En la mujer, el orgasmo se traduce por el espasmo inicial de la plataforma vaginal,

seguida por contracciones rítmicas del útero y de la vía vaginal. Subjetivamente, al

espasmo inicial le corresponde una sensación de interrupción, con una aguda toma

de conciencia de la sensualidad genital, mientras que la fase de contracciones rítmicas

se experimenta como una sensación de calor, de pulsaciones y de estremecimientos

pélvicos. Tanto en el hombre como en la mujer existen contracciones musculares

generalizadas e involuntarios movimientos de la pelvis.

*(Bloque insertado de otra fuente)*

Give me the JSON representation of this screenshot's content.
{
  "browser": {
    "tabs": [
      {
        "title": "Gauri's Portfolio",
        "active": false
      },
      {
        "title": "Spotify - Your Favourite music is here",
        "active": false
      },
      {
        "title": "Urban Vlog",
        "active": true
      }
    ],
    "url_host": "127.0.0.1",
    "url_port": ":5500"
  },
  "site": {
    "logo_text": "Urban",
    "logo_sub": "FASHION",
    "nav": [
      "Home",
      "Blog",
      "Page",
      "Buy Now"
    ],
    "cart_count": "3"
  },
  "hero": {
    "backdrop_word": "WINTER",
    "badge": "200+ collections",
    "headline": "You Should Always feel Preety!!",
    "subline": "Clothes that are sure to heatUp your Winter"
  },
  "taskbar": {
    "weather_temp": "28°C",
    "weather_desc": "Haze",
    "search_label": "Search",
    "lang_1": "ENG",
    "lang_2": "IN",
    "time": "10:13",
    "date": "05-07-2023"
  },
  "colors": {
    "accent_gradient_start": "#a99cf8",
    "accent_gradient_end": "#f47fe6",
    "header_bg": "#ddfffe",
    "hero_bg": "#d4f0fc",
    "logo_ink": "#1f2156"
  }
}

d) Resolución. Consiste en una sensación de distensión general, de bienestar y

relajación muscular. Es el retorno a las condiciones basales, rápido en el varón, lento

en la mujer. En esta fase el hombre es refractario a la estimulación erótica mientras

que la mujer es capaz de responder inmediatamente a los estímulos.

La perturbación de la respuesta sexual puede darse en cualquiera de sus fases,

aunque aquella de la fase resolutiva carece de significación clínica. En la mayor parte

de las disfunciones psicosexuales se alteran tanto las manifestaciones subjetivas

cuanto las objetivas y sólo raramente se presentan disociadas.

El diagnóstico clínico debe tener en cuenta factores tales como frecuencia, cronicidad,

grado de sufrimiento subjetivo y su repercusión en otras áreas del funcionamiento.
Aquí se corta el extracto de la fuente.